If you go to visit someone and they are not in the mood to either socialize or talk, don't be offended. Sometimes there is only so much you can deal with in a day and once you have hit that limit, that's it. My husband has often said things that people have taken offense to because he was trying to hide the fact that he was in so much pain. When people are at their limits or are on heavy medication, the filter attached to their mouth may not be working to filter their emotions in socially acceptable ways. Don't take it personally and don't be angry with them. Realize that they are dealing with a lot and need empathy and understanding not judgment and criticism. Come back another time, don't stay away because of one bad visit.
When you come to visit, be mindful of what you say and talk about. If someone has been in and out of the hospital for years or is dealing with a sick child and endless doctor and healthcare visits, they may be resentful if you are talking about your latest trip to Hawaii, your brand new car, or your latest trip to the spa. Grabbing a shower or throwing on clean clothes can sometimes be a huge accomplishment. Take your cues from the people you are visiting. If you can tell they are becoming upset with what you are saying or seem uninterested with the pictures of your latest trip, then move on. You don't have to keep up an endless stream of conversation. Sometimes just being there showing your support is enough. Don't be upset if the medical issues of the child or spouse always seem to dominate the conversation. Remember, when that's all you know, that's all you have to talk about. Don't tell the person to stop "talking about it" or to "get over it" and "move on with your life". If you stopped by to visit to support your friend or family member, then support them. Don't belittle what they are going through as unimportant.
Especially in the case of the caregiver, make sure that you are prepared to help if you offer. I had so many people tell me "make sure you are taking care of yourself" but no one actually did anything.
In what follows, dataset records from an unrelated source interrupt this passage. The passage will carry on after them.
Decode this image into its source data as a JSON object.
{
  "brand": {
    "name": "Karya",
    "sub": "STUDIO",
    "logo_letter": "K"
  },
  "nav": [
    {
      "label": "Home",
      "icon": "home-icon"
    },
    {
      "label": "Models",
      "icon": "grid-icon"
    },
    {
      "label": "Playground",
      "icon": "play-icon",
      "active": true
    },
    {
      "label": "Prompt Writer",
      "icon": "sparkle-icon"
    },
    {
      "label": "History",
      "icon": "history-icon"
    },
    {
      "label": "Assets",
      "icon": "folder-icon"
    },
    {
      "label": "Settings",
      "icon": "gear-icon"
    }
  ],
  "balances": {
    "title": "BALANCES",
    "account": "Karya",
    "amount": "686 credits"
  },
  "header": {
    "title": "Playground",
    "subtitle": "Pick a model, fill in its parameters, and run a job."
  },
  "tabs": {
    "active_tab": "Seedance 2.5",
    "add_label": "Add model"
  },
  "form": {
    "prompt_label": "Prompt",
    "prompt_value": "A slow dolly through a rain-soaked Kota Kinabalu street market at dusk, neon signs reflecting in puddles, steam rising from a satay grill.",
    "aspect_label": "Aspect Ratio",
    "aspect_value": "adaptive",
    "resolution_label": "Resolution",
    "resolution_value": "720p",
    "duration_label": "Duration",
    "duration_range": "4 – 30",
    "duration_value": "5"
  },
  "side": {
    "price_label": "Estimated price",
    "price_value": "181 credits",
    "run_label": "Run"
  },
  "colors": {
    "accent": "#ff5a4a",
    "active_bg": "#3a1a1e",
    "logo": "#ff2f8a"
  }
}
I had people tell me that were "disappointed" that I didn't come to a particular function or tell me that I just "need to get out and take a break". But no one actually came to watch my kids and husband while I left for a bit. He wasn't capable of taking care of himself let alone watching the children. They didn't understand that I couldn't go to their party because who would hook up my husband's IV or help him change his ostomy bag. Was I suppose to leave him at home suffering while I went to the spa to relax? The guilt of doing something enjoyable can become overwhelming. The same is true of families of special needs children. If you offer to help, learn to work some of the specialized equipment or procedures that are necessary so that the caregivers can have a break. Don't just tell them they need to "get out more". It's very hard to find babysitters that have medical training. If you invite them to something, like a birthday party, or at Christmas, know that if they say yes, you may have to do a lot to accommodate them. There may be an issue of accessibility into your house, a lot of equipment involved or the mental anxiety that comes with being afraid of something happening when you are out of your environment. Be honest about your feelings, let your other guests know that they are coming so that everyone can welcome the family in what might be a very difficult time in their life.
If you have gotten this far, then thank you for reading. This is a topic that is near and dear to my heart. Don't walk away from the people that need your help. Instead, find out how you can help support them.